En plus de la communication au sein des filières, tous les participants s’accordent sur l’importance de la communication des éleveurs sur leur métier auprès des citoyens. Mathieu Désolé, agroéconomiste chez Itavi, pointe la « méconnaissance » des consommateurs. « Ils ne se posent pas la question de savoir, que derrière le produit animal qui est consommé, il y a un animal et un éleveur. » Et d’ajouter au sujet de la viande : « parmi les responsables d’une viande qui serait d’une mauvaise qualité, les enquêtés ne citent pas les éleveurs, mais plutôt les distributeurs et transformateurs. Donc il y a quand même une image plutôt positive du métier côté citoyen. »

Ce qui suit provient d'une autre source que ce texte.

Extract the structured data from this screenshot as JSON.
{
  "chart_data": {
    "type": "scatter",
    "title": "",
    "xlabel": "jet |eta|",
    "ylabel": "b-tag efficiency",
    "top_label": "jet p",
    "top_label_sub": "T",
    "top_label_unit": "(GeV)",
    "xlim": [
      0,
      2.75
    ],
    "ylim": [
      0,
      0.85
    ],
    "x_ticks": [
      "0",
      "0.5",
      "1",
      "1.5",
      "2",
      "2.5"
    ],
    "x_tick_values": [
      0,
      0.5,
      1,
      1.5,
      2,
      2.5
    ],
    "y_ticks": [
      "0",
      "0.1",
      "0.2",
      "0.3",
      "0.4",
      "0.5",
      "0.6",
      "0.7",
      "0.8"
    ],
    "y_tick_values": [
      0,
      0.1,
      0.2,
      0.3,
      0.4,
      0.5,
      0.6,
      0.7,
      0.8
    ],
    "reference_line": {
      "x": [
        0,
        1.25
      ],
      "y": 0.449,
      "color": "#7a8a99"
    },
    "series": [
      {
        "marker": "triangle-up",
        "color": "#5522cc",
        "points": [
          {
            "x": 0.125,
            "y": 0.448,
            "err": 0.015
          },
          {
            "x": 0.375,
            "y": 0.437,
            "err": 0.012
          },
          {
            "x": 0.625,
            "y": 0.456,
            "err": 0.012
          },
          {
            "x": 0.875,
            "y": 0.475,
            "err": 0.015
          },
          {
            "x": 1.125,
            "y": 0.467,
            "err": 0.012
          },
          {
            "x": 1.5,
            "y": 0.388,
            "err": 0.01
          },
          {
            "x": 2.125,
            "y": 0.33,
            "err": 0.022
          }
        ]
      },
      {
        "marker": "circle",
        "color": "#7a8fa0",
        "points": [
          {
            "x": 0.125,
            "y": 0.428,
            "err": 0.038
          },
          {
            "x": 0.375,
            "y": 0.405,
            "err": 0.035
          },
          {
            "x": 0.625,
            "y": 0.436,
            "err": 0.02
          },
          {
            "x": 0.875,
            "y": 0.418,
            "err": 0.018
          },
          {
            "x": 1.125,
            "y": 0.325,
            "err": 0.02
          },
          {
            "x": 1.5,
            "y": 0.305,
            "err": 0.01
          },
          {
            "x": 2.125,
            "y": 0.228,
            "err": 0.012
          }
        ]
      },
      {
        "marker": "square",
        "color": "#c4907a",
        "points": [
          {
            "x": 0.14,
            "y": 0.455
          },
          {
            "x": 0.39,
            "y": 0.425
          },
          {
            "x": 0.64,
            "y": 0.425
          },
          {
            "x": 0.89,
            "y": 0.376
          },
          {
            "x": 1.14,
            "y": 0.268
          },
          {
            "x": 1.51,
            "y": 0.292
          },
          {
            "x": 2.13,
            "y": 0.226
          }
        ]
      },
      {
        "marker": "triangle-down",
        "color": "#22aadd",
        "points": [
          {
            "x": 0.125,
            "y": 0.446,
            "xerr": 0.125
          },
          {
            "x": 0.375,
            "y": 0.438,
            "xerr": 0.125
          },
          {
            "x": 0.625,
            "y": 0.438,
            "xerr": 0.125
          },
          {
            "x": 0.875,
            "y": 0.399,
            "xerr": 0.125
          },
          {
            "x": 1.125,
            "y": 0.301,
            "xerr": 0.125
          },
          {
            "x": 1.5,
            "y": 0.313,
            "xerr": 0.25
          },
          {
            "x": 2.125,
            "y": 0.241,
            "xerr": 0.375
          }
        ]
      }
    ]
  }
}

Selon Marie-Andrée Luherne, « il faut réussir à recréer cette confiance » même si les éleveurs « n’ont souvent pas le temps ». Pour cela, il faut ouvrir les fermes, échanger et surtout « vulgariser et expliquer les choses en s’adaptant au public », conclut l’éleveuse.
Entr’actes propose des outils pour mieux communiquer
D’ailleurs, pour accompagner le corps de métier, le projet Entr’actes met à disposition un site qui rassemble différents outils pour communiquer sur sa ferme, rejoindre des collectifs et trouver une formation à la communication. La plateforme permet également d’explorer les enjeux sociétaux et des changements de pratiques concrets avec des témoignages d’éleveurs (ouverture du bâtiment en truies gestantes, mise en place de vente directe, par exemple). Le site est aussi destiné aux conseillers agricoles et enseignants.
Au-delà de la communication, Entr’actes souhaite, en développant des outils de formation, contribuer à un meilleur accompagnement des éleveurs dans la compréhension des enjeux sociétaux et dans la transformation de leurs pratiques pour « exercer leur métier en toute fierté » peut-on lire sur le site du projet.